Classification of Assets as Separate or Community Property Flashcards
*Inception of title rule
The character of an assets as separate or community property is determined at the time the asset is acquired and no subsequent actions will alter its character
*Community property presumption
If property is acquired during marriage it is assumed to be community property unless it is affirmatively shown 1) that the asset was acquired by gift, devise, or descent or 2) that is was acquired with the separate property of one of the spouses
Installment Purchases begun before marriage
Separate property
Where installment payments on a purchase are begun before marriage and completed after marriage, the purchase is separate property
*Assets Purchased During Marriage
Presumptively Community Property
The presumption is overcome only by clear and convincing evidence of the asset’s separate character
Assets Acquired on Credit During Marriage
Presumptively on Community credit
The source of funds later used to pay off the credit obligation is irrelevant
Ownership is determined at the time the asset is purchased on credit
How to rebut the presumption:
1) the lender agree to look solely to separate estate of the borrowing spouse
2) a spouse purchases the asset using borrowed funds with the intention of immediately paying the debt with proceeds from the sale of separate property
*Claims for reimbursement
provides a spouse a remedy if:
- a spouse’s separate property assets were used to contribute to or improve the other spouse’s property—whether it be community property, or separate property; or
- a party uses community property to benefit their separate property estate
- if SP used to improve property, then can only reimburse the amount improved (not the amount contributed)
- GIFTS reimbursable
Claim matures on termination of marriage
Claims can be offset by use and enjoyment
Claims can be waived through a prematerial or marital property agreement
Claims for reimbursement that are recognized
- payment by one marital estate of the unsecured liabilities of another marital estate
- inadequate compensation for the time, toil, talent, and effort of a spouse by a business entity under the control and direction of the spouse (value of time, toil, and effort - actual remuneration received= amount of reimbursement claim)

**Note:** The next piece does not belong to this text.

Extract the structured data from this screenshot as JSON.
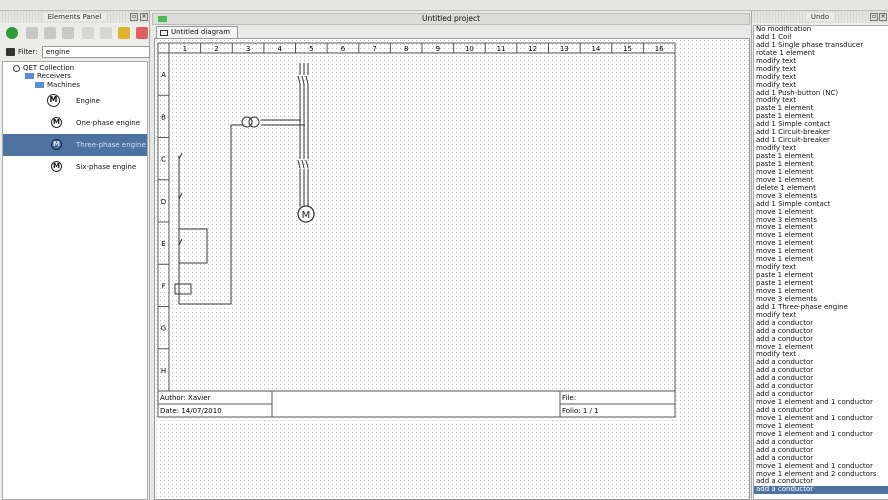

- the reduction of the principal amount of a debt secured by a lien on property
- capital improvements to property (measured by enhanced value to the benefited marital estate
- the reduction by the community property estate of an unsecured debt incurred by the separate estate of one of the spouses
*Non-reimbursable claims
- the payment of child support or spousal maintenance
- the living expenses of a spouse or child of a spouse
- contributions of property of a nominal value
- the payment of a liability of a nominal amount
- a student loan owed by a spouse
Adverse Possession Before marriage
if claimant entered rightful claim before marriage, the land is separate property.
If claimant was naked trespasser before marriage, land is community proper.

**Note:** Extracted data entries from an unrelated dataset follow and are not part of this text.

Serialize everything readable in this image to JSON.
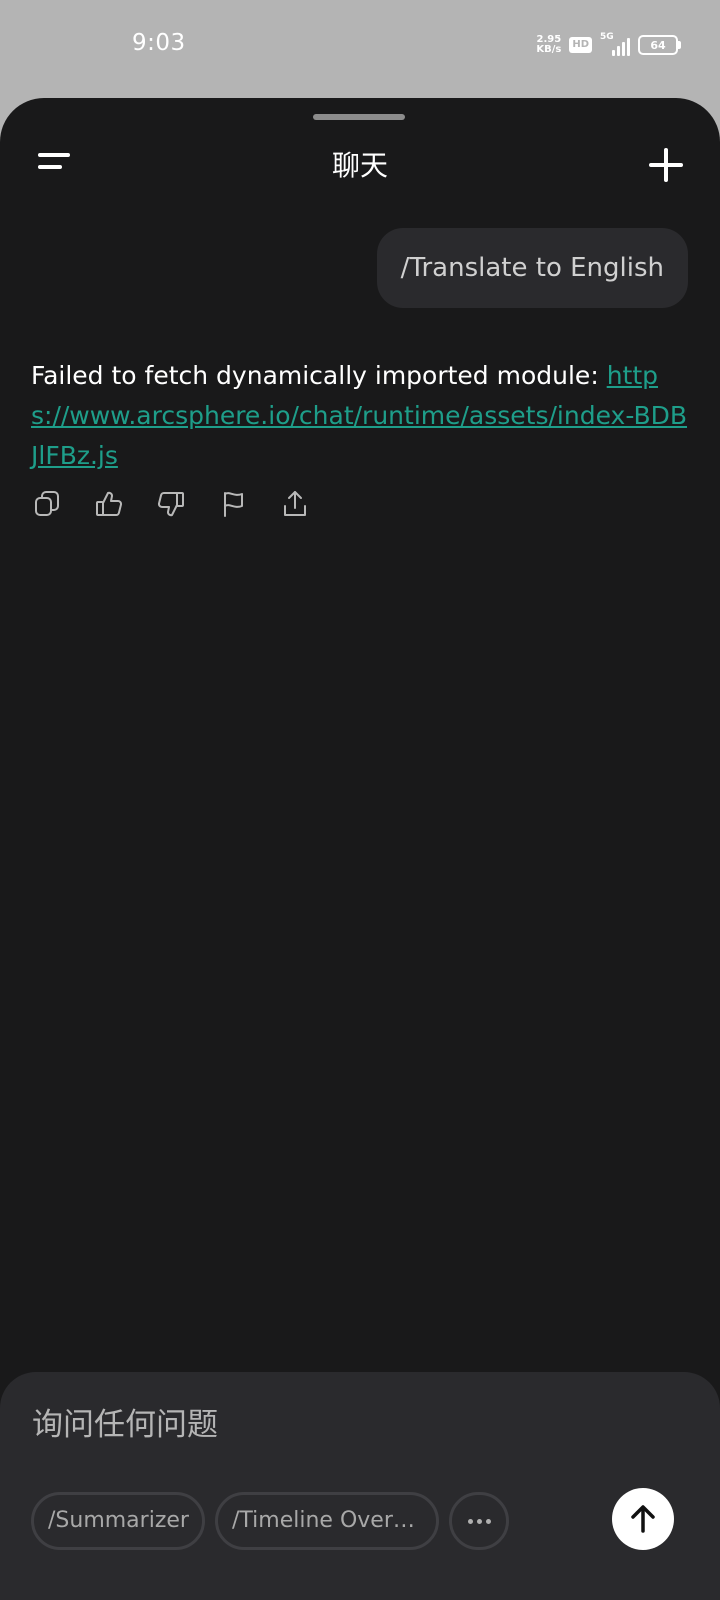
{
  "status_bar": {
    "time": "9:03",
    "net_speed_value": "2.95",
    "net_speed_unit": "KB/s",
    "hd_label": "HD",
    "network_label": "5G",
    "battery": "64"
  },
  "header": {
    "title": "聊天",
    "menu_icon": "menu-lines-icon",
    "new_chat_icon": "plus-icon"
  },
  "messages": {
    "user": "/Translate to English",
    "assistant_text": "Failed to fetch dynamically imported module: ",
    "assistant_link": "https://www.arcsphere.io/chat/runtime/assets/index-BDBJlFBz.js",
    "actions": [
      "copy-icon",
      "thumbs-up-icon",
      "thumbs-down-icon",
      "flag-icon",
      "share-icon"
    ]
  },
  "composer": {
    "placeholder": "询问任何问题",
    "chips": [
      "/Summarizer",
      "/Timeline Overv…"
    ],
    "more_icon": "more-dots-icon",
    "send_icon": "arrow-up-icon"
  },
  "colors": {
    "background": "#19191a",
    "bubble": "#2a2a2d",
    "link": "#1e9e8a",
    "status_bar": "#b4b4b4"
  }
}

*Effect of how title is taken: Title in One Spouse’s Name Without Recital of Separate or Community Ownership
Presumption that title to an asset obtained during marriage presumptively belongs to the CP, regardless of whose name is on title.
unless agreement states otherwise
*Effect of how title is taken: Separate funds of one spouse used and title in Both Spouses names
If one spouse uses separate funds to buy an asset and causes title to be taken in both spouses’ names, it is presumed that a gift to the other spouse was intended
Can be rebutted though extrinsic evidence that no gift was intended, and the asset is then considered the separate property of the spouse whose funds were used.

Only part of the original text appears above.